Abuja—The Houses of Assembly in Nigerian states have rejected the proposed financial and legislative autonomy for local governments.
The National Assembly disclosed this on Tuesday, during plenary, adding that out of 44 constitutional amendment bills, only 35 scaled through and have been passed by state assemblies.
The Senate on Tuesday asked the clerk to transmit 35 bills out of the 44 constitutional amendment bills to President Muhammadu Buhari for assent.
Reports held that among the proposed legislations not approved by the state assemblies are bills seeking financial and legislative autonomy for local governments.
The upper chamber also asked the remaining nine state Houses of Assembly that are yet to forward their resolutions on the constitution amendment bills to do so to fulfil their constitutionally imposed legislative obligation.
The Senate identified the state Houses of Assembly yet to forward their resolutions to the National Assembly as those of Gombe, Kebbi, Jigawa, Oyo, Sokoto, Zamfara, Kwara, Plateau, and Taraba states.
Meanwhile, the new amendment comes less than six months before the end of the tenure of the 9th National Assembly.
The leadership of the National Assembly recently lamented the delay by their counterparts in the states to consider and vote on the amendment bills sent to them in March 2022.
Several attempts had been made by the past assemblies to amend the 1999 Constitution but failed with huge sums voted for the exercise wasted.
Before the 9th Assembly, another attempt was made by the 8th Assembly.
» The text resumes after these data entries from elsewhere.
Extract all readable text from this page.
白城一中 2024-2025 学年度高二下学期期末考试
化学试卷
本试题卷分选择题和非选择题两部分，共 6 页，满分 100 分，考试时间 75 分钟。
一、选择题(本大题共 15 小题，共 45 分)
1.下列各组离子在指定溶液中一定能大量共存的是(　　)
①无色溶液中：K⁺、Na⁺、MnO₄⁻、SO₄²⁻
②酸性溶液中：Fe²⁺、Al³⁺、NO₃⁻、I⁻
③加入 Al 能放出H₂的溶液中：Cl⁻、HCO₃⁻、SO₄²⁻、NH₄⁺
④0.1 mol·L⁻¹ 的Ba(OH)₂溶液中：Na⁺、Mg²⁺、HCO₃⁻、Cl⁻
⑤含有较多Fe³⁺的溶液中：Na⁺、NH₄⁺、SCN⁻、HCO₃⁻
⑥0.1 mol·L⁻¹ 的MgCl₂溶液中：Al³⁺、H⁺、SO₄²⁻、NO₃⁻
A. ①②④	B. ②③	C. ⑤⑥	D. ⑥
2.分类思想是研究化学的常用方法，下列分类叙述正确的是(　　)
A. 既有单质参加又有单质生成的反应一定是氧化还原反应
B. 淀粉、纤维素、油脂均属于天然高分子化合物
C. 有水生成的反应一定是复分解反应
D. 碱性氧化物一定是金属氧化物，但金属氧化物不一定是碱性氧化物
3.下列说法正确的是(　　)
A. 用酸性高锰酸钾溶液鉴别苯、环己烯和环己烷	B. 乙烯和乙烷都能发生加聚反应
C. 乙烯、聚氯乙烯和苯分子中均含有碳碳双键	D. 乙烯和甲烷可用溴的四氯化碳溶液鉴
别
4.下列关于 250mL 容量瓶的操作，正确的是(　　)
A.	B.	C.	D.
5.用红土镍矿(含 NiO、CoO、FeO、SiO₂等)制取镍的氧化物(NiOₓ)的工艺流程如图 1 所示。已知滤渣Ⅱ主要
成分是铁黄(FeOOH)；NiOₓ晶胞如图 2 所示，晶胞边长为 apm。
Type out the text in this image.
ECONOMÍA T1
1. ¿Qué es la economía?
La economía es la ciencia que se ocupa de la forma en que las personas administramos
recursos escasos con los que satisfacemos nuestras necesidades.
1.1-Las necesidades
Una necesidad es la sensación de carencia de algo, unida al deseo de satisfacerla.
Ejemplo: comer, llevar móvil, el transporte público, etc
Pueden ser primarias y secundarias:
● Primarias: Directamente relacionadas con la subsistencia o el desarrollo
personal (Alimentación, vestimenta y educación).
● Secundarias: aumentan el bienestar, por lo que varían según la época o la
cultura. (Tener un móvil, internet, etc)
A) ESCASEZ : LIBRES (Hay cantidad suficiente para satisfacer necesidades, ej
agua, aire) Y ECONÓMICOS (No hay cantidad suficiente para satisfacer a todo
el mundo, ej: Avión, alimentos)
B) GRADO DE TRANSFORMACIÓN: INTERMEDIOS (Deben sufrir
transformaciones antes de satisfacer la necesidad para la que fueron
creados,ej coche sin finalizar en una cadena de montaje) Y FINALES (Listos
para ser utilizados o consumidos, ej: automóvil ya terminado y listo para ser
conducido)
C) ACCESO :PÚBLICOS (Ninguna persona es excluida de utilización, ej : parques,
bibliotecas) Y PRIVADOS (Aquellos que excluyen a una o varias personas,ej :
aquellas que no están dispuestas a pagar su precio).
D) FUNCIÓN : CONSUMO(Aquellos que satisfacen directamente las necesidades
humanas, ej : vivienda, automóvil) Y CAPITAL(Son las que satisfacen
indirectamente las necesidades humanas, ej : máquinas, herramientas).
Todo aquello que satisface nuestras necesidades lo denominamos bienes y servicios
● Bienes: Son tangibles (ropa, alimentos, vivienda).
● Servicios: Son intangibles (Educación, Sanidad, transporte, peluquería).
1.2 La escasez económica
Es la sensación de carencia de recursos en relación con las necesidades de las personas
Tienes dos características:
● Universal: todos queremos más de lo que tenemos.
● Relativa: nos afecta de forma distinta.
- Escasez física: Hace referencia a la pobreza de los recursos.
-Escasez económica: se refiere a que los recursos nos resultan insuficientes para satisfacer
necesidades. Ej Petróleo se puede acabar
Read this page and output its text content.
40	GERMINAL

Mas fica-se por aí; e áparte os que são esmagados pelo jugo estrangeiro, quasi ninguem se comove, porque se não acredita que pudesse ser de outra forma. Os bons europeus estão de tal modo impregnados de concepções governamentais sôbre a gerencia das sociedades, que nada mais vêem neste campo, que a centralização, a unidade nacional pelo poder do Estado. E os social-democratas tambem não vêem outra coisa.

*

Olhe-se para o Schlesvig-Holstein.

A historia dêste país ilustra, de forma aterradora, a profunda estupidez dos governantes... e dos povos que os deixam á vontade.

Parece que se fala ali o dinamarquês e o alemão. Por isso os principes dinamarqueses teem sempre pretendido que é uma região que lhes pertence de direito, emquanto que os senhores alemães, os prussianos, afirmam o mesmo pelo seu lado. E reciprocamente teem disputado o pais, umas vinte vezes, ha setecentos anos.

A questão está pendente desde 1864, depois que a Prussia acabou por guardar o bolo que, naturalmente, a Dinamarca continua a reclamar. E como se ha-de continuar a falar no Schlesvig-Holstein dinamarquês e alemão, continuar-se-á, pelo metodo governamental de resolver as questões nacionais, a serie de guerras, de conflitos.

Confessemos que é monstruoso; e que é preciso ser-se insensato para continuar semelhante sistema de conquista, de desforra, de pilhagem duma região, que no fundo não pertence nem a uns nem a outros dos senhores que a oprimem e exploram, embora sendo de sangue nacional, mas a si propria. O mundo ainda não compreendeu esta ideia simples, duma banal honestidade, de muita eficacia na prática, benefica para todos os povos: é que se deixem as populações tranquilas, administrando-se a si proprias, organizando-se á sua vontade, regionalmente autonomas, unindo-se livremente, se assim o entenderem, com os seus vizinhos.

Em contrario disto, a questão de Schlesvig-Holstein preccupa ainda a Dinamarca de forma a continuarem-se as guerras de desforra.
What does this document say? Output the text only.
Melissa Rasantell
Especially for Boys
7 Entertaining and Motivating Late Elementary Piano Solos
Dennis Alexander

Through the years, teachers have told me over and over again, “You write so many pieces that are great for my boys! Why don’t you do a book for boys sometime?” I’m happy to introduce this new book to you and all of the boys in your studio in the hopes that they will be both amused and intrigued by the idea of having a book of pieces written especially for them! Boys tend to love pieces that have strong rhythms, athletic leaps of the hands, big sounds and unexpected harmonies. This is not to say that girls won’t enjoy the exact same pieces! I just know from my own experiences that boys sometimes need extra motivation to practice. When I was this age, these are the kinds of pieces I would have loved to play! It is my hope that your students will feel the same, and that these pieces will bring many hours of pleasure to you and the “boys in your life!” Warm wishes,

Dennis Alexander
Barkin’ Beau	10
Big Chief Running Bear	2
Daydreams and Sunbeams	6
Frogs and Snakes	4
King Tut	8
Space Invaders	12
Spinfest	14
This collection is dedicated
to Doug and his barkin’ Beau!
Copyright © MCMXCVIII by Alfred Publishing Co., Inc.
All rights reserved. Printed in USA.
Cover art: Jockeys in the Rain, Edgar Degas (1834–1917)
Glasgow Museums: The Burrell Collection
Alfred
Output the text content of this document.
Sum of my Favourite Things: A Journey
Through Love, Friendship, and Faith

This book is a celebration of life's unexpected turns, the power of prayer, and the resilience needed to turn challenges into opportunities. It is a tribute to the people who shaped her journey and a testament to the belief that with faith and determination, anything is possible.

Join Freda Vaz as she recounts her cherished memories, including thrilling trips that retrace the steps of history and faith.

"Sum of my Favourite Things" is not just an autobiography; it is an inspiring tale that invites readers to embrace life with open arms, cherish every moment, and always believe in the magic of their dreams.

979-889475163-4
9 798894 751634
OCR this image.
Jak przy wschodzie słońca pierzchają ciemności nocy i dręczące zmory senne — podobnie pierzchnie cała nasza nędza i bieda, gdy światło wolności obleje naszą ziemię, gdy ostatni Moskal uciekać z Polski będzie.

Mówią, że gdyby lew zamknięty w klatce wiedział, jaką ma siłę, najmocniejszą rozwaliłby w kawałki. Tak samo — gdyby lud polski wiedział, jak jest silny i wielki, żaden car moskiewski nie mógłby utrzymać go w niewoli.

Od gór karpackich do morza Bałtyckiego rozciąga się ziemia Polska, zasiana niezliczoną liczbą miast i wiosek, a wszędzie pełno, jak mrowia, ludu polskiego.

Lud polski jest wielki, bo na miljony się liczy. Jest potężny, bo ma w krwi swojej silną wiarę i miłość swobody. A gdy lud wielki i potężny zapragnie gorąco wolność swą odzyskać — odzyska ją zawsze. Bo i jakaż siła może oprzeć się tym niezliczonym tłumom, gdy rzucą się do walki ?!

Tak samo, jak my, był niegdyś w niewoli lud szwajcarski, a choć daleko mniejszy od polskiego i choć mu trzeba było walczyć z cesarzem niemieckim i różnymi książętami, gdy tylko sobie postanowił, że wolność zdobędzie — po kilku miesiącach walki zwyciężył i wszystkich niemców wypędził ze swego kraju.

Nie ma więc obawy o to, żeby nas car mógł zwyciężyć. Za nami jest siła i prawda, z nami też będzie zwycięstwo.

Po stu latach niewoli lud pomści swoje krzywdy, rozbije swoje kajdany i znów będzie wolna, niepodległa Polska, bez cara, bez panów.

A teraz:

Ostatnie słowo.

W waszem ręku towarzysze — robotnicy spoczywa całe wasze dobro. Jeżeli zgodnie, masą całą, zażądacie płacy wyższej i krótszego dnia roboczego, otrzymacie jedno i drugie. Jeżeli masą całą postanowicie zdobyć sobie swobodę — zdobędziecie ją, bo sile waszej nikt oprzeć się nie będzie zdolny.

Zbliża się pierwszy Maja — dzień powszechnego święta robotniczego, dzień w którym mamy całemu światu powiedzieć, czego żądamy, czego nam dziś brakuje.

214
The immediate former Senate President, Dr Bukola Saraki, promised to rigorously work with his colleagues for the betterment of all Nigerians.
Available records showed that about 33 bills for constitutional review were available for review by the 8th Assembly, with 28 of them passed by the House. Out of this number, 17 got concurrence from the Senate, while four were passed with differences.
However, 17 bills were sent to the State Houses of Assembly for concurrence, by the provisions of the constitution. But 12 of these came back to the House ratified, while five, including the bill on local government autonomy, were rejected, having failed to receive the approval of two-thirds of the state assemblies.
Assuming office in June 2019, just like the past assemblies, the 9th assembly lawmakers in their legislative agenda promised to repeal the offending provisions encumbering the country’s democracy by reworking and giving Nigerians a progressive document, it could also fail to do so like the 8th Assembly.